Earlier in the day, we were at the concentration camp memorial in Dachau. There's an entire blogpost on that one, but I just don't know how to start talking about it. Another time. But after a very difficult several hours looking at and imagining the horrors that took place, we had a beautiful sunset. This was the nicest photo I could get of it.

Tuesday, 1 March 2011

monkeys and transport

Not only did we walk through the English Garden yesterday (Here's Michael in front of the Chinese Tower), but we walked along the Isar River all the way to the Munich Zoo (Tierpark Hellabrunn).

As much as we enjoyed the baboons, the dogs were completely entranced. Here's Ella having a moment. When Louis started to bark, we had to move along. Until then, this part was quite fun.

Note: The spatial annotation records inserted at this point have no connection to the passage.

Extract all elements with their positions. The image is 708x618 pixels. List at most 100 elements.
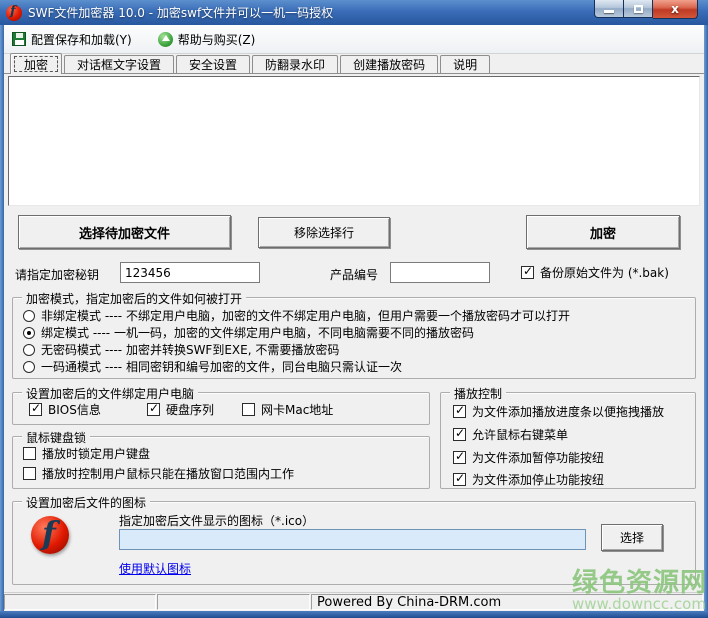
- radio-circle: [23, 361, 35, 373]
- checkbox-box: [147, 403, 160, 416]
- checkbox-disk-serial[interactable]: 硬盘序列: [147, 401, 214, 418]
- radio-label: 无密码模式 ---- 加密并转换SWF到EXE, 不需要播放密码: [41, 341, 339, 358]
- tab-label: 创建播放密码: [353, 56, 425, 73]
- product-number-input[interactable]: [390, 262, 490, 283]
- checkbox-label: 播放时控制用户鼠标只能在播放窗口范围内工作: [42, 465, 294, 482]
- tab-label: 说明: [453, 56, 477, 73]
- status-panel-powered-by: Powered By China-DRM.com: [311, 594, 703, 610]
- radio-circle: [23, 310, 35, 322]
- tab-label: 对话框文字设置: [77, 56, 161, 73]
- radio-label: 一码通模式 ---- 相同密钥和编号加密的文件，同台电脑只需认证一次: [41, 358, 402, 375]
- checkbox-label: 允许鼠标右键菜单: [472, 426, 568, 443]
- checkbox-restrict-mouse[interactable]: 播放时控制用户鼠标只能在播放窗口范围内工作: [23, 465, 294, 482]
- checkbox-label: 网卡Mac地址: [261, 401, 333, 418]
- tab-security-settings[interactable]: 安全设置: [176, 55, 250, 73]
- radio-label: 绑定模式 ---- 一机一码，加密的文件绑定用户电脑，不同电脑需要不同的播放密码: [41, 324, 474, 341]
- minimize-button[interactable]: [594, 0, 624, 18]
- checkbox-progress-bar[interactable]: 为文件添加播放进度条以便拖拽播放: [453, 403, 664, 420]
- tab-label: 安全设置: [189, 56, 237, 73]
- radio-label: 非绑定模式 ---- 不绑定用户电脑，加密的文件不绑定用户电脑，但用户需要一个播…: [41, 307, 570, 324]
- window-controls: x: [594, 0, 698, 19]
- key-label: 请指定加密秘钥: [15, 266, 99, 283]
- tab-label: 防翻录水印: [265, 56, 325, 73]
- radio-bound-mode[interactable]: 绑定模式 ---- 一机一码，加密的文件绑定用户电脑，不同电脑需要不同的播放密码: [23, 324, 474, 341]
- checkbox-box: [453, 428, 466, 441]
- checkbox-box: [453, 473, 466, 486]
- group-title: 设置加密后文件的图标: [22, 494, 150, 511]
- choose-icon-button[interactable]: 选择: [601, 524, 663, 551]
- toolbar-item-label: 帮助与购买(Z): [178, 31, 256, 48]
- icon-path-input[interactable]: [119, 529, 586, 550]
- toolbar-item-help-buy[interactable]: 帮助与购买(Z): [158, 31, 256, 48]
- checkbox-label: 为文件添加播放进度条以便拖拽播放: [472, 403, 664, 420]
- window-border-left: [0, 25, 4, 618]
- toolbar: 配置保存和加载(Y) 帮助与购买(Z): [4, 25, 704, 54]
- checkbox-box: [23, 467, 36, 480]
- checkbox-box: [521, 266, 534, 279]
- minimize-icon: [604, 10, 614, 13]
- tab-create-play-password[interactable]: 创建播放密码: [340, 55, 438, 73]
- mouse-keyboard-lock-group: 鼠标键盘锁 播放时锁定用户键盘 播放时控制用户鼠标只能在播放窗口范围内工作: [12, 436, 430, 489]
- group-title: 设置加密后的文件绑定用户电脑: [22, 385, 198, 402]
- key-input[interactable]: [120, 262, 260, 283]
- select-files-button[interactable]: 选择待加密文件: [18, 215, 231, 249]
- status-panel-2: [157, 594, 310, 610]
- checkbox-box: [29, 403, 42, 416]
- flash-icon: [31, 516, 69, 554]
- checkbox-label: BIOS信息: [48, 401, 101, 418]
- status-panel-1: [4, 594, 156, 610]
- toolbar-item-save-load[interactable]: 配置保存和加载(Y): [12, 31, 132, 48]
- group-title: 播放控制: [450, 385, 506, 402]
- radio-unbound-mode[interactable]: 非绑定模式 ---- 不绑定用户电脑，加密的文件不绑定用户电脑，但用户需要一个播…: [23, 307, 570, 324]
- checkbox-label: 播放时锁定用户键盘: [42, 445, 150, 462]
- window-title: SWF文件加密器 10.0 - 加密swf文件并可以一机一码授权: [28, 4, 333, 21]
- tab-dialog-text-settings[interactable]: 对话框文字设置: [64, 55, 174, 73]
- close-button[interactable]: x: [653, 0, 698, 19]
- radio-circle: [23, 344, 35, 356]
- checkbox-box: [23, 447, 36, 460]
- tab-label: 加密: [24, 56, 48, 73]
- checkbox-label: 硬盘序列: [166, 401, 214, 418]
- checkbox-lock-keyboard[interactable]: 播放时锁定用户键盘: [23, 445, 150, 462]
- checkbox-stop-button[interactable]: 为文件添加停止功能按纽: [453, 471, 604, 488]
- encryption-mode-group: 加密模式，指定加密后的文件如何被打开 非绑定模式 ---- 不绑定用户电脑，加密…: [12, 297, 696, 379]
- maximize-button[interactable]: [624, 0, 653, 18]
- help-cart-icon: [158, 32, 173, 47]
- radio-no-password-mode[interactable]: 无密码模式 ---- 加密并转换SWF到EXE, 不需要播放密码: [23, 341, 339, 358]
- toolbar-item-label: 配置保存和加载(Y): [31, 31, 132, 48]
- bind-computer-group: 设置加密后的文件绑定用户电脑 BIOS信息 硬盘序列 网卡Mac地址: [12, 392, 430, 425]
- checkbox-pause-button[interactable]: 为文件添加暂停功能按纽: [453, 449, 604, 466]
- tab-anti-record-watermark[interactable]: 防翻录水印: [252, 55, 338, 73]
- flash-app-icon: [6, 5, 22, 21]
- window-border-right: [704, 25, 708, 618]
- encrypted-file-icon-group: 设置加密后文件的图标 指定加密后文件显示的图标（*.ico） 选择 使用默认图标: [12, 501, 696, 585]
- tab-instructions[interactable]: 说明: [440, 55, 490, 73]
- checkbox-label: 为文件添加停止功能按纽: [472, 471, 604, 488]
- file-list[interactable]: [8, 76, 700, 206]
- maximize-icon: [634, 5, 643, 13]
- window-border-bottom: [0, 611, 708, 618]
- status-bar: Powered By China-DRM.com: [4, 592, 704, 611]
- close-icon: x: [671, 2, 679, 16]
- checkbox-mac-address[interactable]: 网卡Mac地址: [242, 401, 333, 418]
- tab-encrypt[interactable]: 加密: [10, 53, 62, 74]
- backup-checkbox[interactable]: 备份原始文件为 (*.bak): [521, 264, 669, 281]
- group-title: 加密模式，指定加密后的文件如何被打开: [22, 290, 246, 307]
- radio-one-pass-mode[interactable]: 一码通模式 ---- 相同密钥和编号加密的文件，同台电脑只需认证一次: [23, 358, 402, 375]
- group-title: 鼠标键盘锁: [22, 429, 90, 446]
- checkbox-box: [453, 405, 466, 418]
- radio-circle: [23, 327, 35, 339]
- checkbox-box: [453, 451, 466, 464]
- save-icon: [12, 32, 26, 46]
- playback-control-group: 播放控制 为文件添加播放进度条以便拖拽播放 允许鼠标右键菜单 为文件添加暂停功能…: [440, 392, 696, 489]
- checkbox-right-click-menu[interactable]: 允许鼠标右键菜单: [453, 426, 568, 443]
- remove-rows-button[interactable]: 移除选择行: [258, 217, 390, 248]
- product-number-label: 产品编号: [330, 266, 378, 283]
- checkbox-label: 备份原始文件为 (*.bak): [540, 264, 669, 281]
- icon-path-label: 指定加密后文件显示的图标（*.ico）: [119, 512, 314, 529]
- checkbox-bios-info[interactable]: BIOS信息: [29, 401, 101, 418]
- checkbox-box: [242, 403, 255, 416]
- use-default-icon-link[interactable]: 使用默认图标: [119, 560, 191, 577]
- app-window: SWF文件加密器 10.0 - 加密swf文件并可以一机一码授权 x 配置保存和…: [0, 0, 708, 618]
- encrypt-button[interactable]: 加密: [526, 215, 680, 249]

I'm sure if you ask nicely, Michael will show you many more photos that he took from the Verkehrsmuseum (transportation museum), but I decided to include a photo of him standing in front of a Munich streetcar. There were some streetcars from the early 70s there, but this shot looked better.

There was a time, when we were much smaller/younger, when pulling Michael away from playing in this truck would've been much, much more difficult. He certainly enjoyed the few moments he allowed himself to daydream.

So, he's been talking about Strudel since long before he even boarded the plane to come here. He showed fortitude in waiting as long as he did, so we made sure that this part was ticked off our list. He said it was quite good. The whipped cream had a hint of vanilla, but he admitted that it could've been a bit sweeter. The Strudel itself was worth the wait.

Outside the Jagd- und Fischermuseum (Hunting and Fishing museum)
is this very attractive wild boar statue. Can you tell which one is me?

And the last thing before we went home for the evening was a bit of Eastern European street music. Accordion, xylophone and a double bass...was really quite good. Michael couldn't help himself from donating to the cause.